A Stone Age settlement, dating back to the Mesolithic period, has been unearthed in Lunt Meadows, near Sefton.
Three homes of people who could be our Scouse ancestors are lying in a 200 square metre-site in the Alt Valley, an one of them has been carbon-dated to 5,800 BC, making it almost 8,000 years’ old.
This find is a significant advance in the knowledge about Mesolithic peoples, who were always considered a very mobile group.
Ron Cowell, Curator of Prehistoric Archaeology for the Museum of Liverpool, told JMU Journalism: “The significance of this site is it seems to represent a much more settled view of these hunter-gatherers than we’d had before because the evidence wasn’t that great.

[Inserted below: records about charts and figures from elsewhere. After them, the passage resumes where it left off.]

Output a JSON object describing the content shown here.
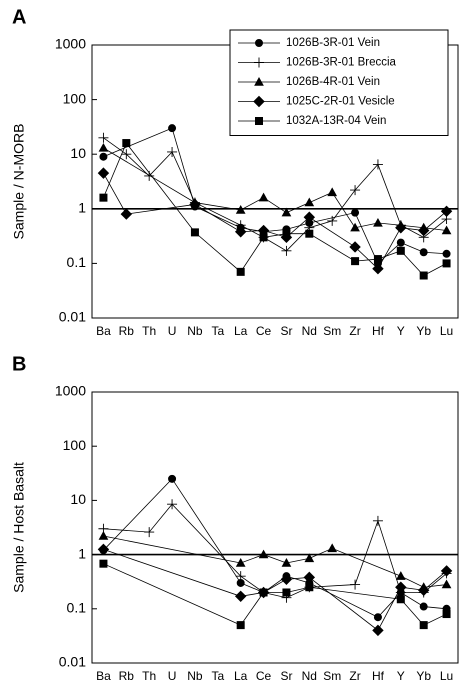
{
  "chart_data": [
    {
      "type": "line",
      "label": "A",
      "ylabel": "Sample / N-MORB",
      "log_y": true,
      "hline": 1,
      "categories": [
        "Ba",
        "Rb",
        "Th",
        "U",
        "Nb",
        "Ta",
        "La",
        "Ce",
        "Sr",
        "Nd",
        "Sm",
        "Zr",
        "Hf",
        "Y",
        "Yb",
        "Lu"
      ],
      "ylim": [
        0.01,
        1000
      ],
      "yticks": [
        0.01,
        0.1,
        1,
        10,
        100,
        1000
      ],
      "legend": "top-right",
      "series": [
        {
          "name": "1026B-3R-01 Vein",
          "marker": "circle",
          "color": "#000000",
          "x": [
            "Ba",
            "U",
            "Nb",
            "La",
            "Ce",
            "Sr",
            "Nd",
            "Zr",
            "Hf",
            "Y",
            "Yb",
            "Lu"
          ],
          "values": [
            9,
            30,
            1.1,
            0.45,
            0.38,
            0.42,
            0.55,
            0.85,
            0.1,
            0.24,
            0.16,
            0.15
          ]
        },
        {
          "name": "1026B-3R-01 Breccia",
          "marker": "plus",
          "color": "#000000",
          "x": [
            "Ba",
            "Rb",
            "Th",
            "U",
            "Nb",
            "La",
            "Ce",
            "Sr",
            "Nd",
            "Sm",
            "Zr",
            "Hf",
            "Y",
            "Yb",
            "Lu"
          ],
          "values": [
            20,
            10,
            4,
            11,
            1.3,
            0.5,
            0.3,
            0.17,
            0.45,
            0.6,
            2.2,
            6.5,
            0.5,
            0.3,
            0.65
          ]
        },
        {
          "name": "1026B-4R-01 Vein",
          "marker": "triangle",
          "color": "#000000",
          "x": [
            "Ba",
            "Nb",
            "La",
            "Ce",
            "Sr",
            "Nd",
            "Sm",
            "Zr",
            "Hf",
            "Y",
            "Yb",
            "Lu"
          ],
          "values": [
            13,
            1.3,
            0.95,
            1.6,
            0.85,
            1.3,
            2,
            0.45,
            0.55,
            0.5,
            0.45,
            0.4
          ]
        },
        {
          "name": "1025C-2R-01 Vesicle",
          "marker": "diamond",
          "color": "#000000",
          "x": [
            "Ba",
            "Rb",
            "Nb",
            "La",
            "Ce",
            "Sr",
            "Nd",
            "Zr",
            "Hf",
            "Y",
            "Yb",
            "Lu"
          ],
          "values": [
            4.5,
            0.8,
            1.2,
            0.38,
            0.4,
            0.3,
            0.7,
            0.2,
            0.08,
            0.45,
            0.4,
            0.9
          ]
        },
        {
          "name": "1032A-13R-04 Vein",
          "marker": "square",
          "color": "#000000",
          "x": [
            "Ba",
            "Rb",
            "Nb",
            "La",
            "Ce",
            "Sr",
            "Nd",
            "Zr",
            "Hf",
            "Y",
            "Yb",
            "Lu"
          ],
          "values": [
            1.6,
            16,
            0.37,
            0.07,
            0.3,
            0.35,
            0.35,
            0.11,
            0.12,
            0.17,
            0.06,
            0.1
          ]
        }
      ]
    },
    {
      "type": "line",
      "label": "B",
      "ylabel": "Sample / Host Basalt",
      "log_y": true,
      "hline": 1,
      "categories": [
        "Ba",
        "Rb",
        "Th",
        "U",
        "Nb",
        "Ta",
        "La",
        "Ce",
        "Sr",
        "Nd",
        "Sm",
        "Zr",
        "Hf",
        "Y",
        "Yb",
        "Lu"
      ],
      "ylim": [
        0.01,
        1000
      ],
      "yticks": [
        0.01,
        0.1,
        1,
        10,
        100,
        1000
      ],
      "series": [
        {
          "marker": "circle",
          "color": "#000000",
          "x": [
            "Ba",
            "U",
            "La",
            "Ce",
            "Sr",
            "Nd",
            "Hf",
            "Y",
            "Yb",
            "Lu"
          ],
          "values": [
            1.2,
            25,
            0.3,
            0.2,
            0.4,
            0.3,
            0.07,
            0.2,
            0.11,
            0.1
          ]
        },
        {
          "marker": "plus",
          "color": "#000000",
          "x": [
            "Ba",
            "Th",
            "U",
            "La",
            "Ce",
            "Sr",
            "Nd",
            "Zr",
            "Hf",
            "Y",
            "Yb",
            "Lu"
          ],
          "values": [
            3,
            2.6,
            8.5,
            0.4,
            0.2,
            0.16,
            0.25,
            0.28,
            4.2,
            0.2,
            0.2,
            0.45
          ]
        },
        {
          "marker": "triangle",
          "color": "#000000",
          "x": [
            "Ba",
            "La",
            "Ce",
            "Sr",
            "Nd",
            "Sm",
            "Y",
            "Yb",
            "Lu"
          ],
          "values": [
            2.2,
            0.7,
            1,
            0.7,
            0.85,
            1.3,
            0.4,
            0.25,
            0.28
          ]
        },
        {
          "marker": "diamond",
          "color": "#000000",
          "x": [
            "Ba",
            "La",
            "Ce",
            "Sr",
            "Nd",
            "Hf",
            "Y",
            "Yb",
            "Lu"
          ],
          "values": [
            1.25,
            0.17,
            0.2,
            0.35,
            0.38,
            0.04,
            0.25,
            0.22,
            0.5
          ]
        },
        {
          "marker": "square",
          "color": "#000000",
          "x": [
            "Ba",
            "La",
            "Ce",
            "Sr",
            "Nd",
            "Y",
            "Yb",
            "Lu"
          ],
          "values": [
            0.68,
            0.05,
            0.2,
            0.2,
            0.25,
            0.15,
            0.05,
            0.08
          ]
        }
      ]
    }
  ]
}
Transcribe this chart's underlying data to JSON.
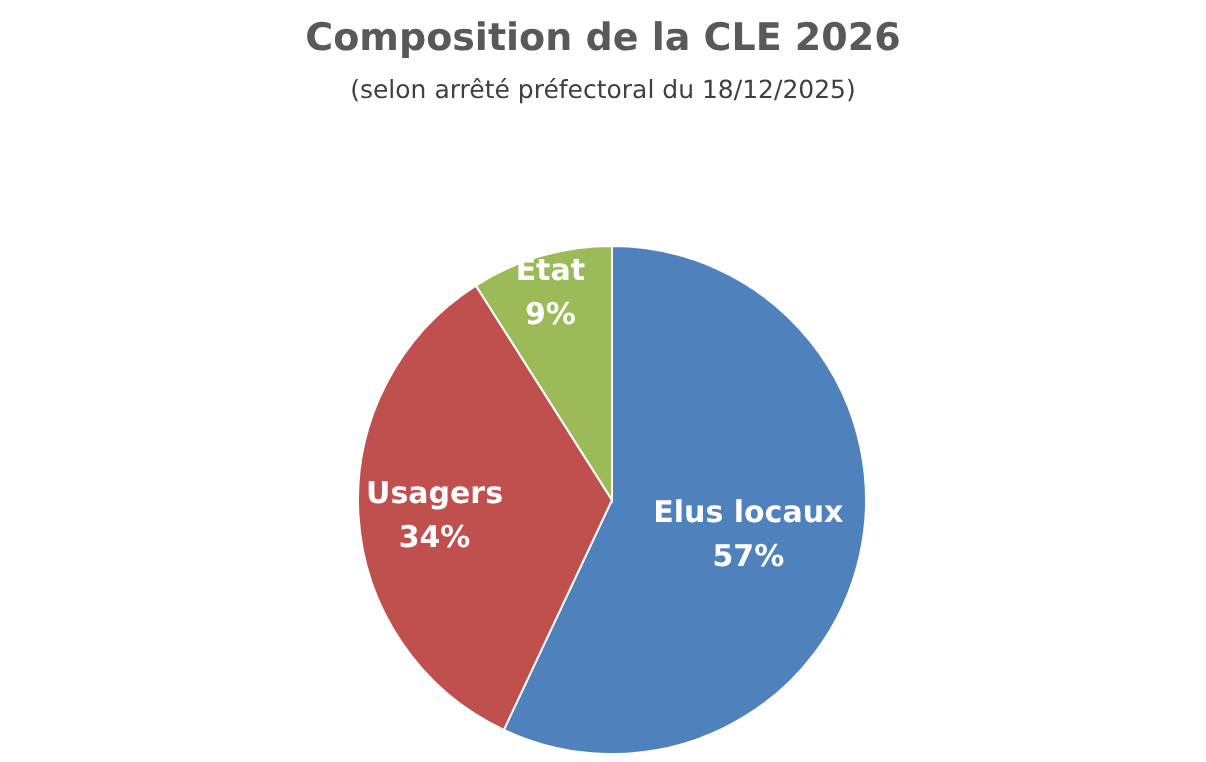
{
  "chart_data": {
    "type": "pie",
    "title": "Composition de la CLE 2026",
    "subtitle": "(selon arrêté préfectoral du 18/12/2025)",
    "categories": [
      "Elus locaux",
      "Usagers",
      "Etat"
    ],
    "values": [
      57,
      34,
      9
    ],
    "colors": [
      "#4f81bd",
      "#c0504d",
      "#9bbb59"
    ],
    "value_labels": [
      "57%",
      "34%",
      "9%"
    ],
    "legend": false
  }
}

“Our picture of them was a very highly mobile, small group of people, constantly on the move leaving very small camps behind them, but now this looks like a camp that is occupied for long periods of time by reasonably large groups of people. We’ve only got four or five sites like this in the whole of the country.
“I think what is good about our site and these other sites don’t have is that we’ve actually got environmental evidence of their surroundings and that should give us a much more complete picture of the specific environment that they were living in.”
The settlement was discovered through an operation by the Environment Agency to provide a flood alleviation scheme for the River Alt and improve the quality of its water.
Eventually, the area will be managed by the Wildlife Trust who will return it to a natural reserve, incorporating an element that describes the human interaction with the past environment.
Mr Cowell hinted that people will be able to visit the site in future and the archaeologist is hopeful the records and finds will go back to the Museum of Liverpool, allowing further research on the period and additions to galleries displaying the Mesolithic period.
He added: “When you start talking about the history of Britain, I suppose these people are right at the beginning of the story.”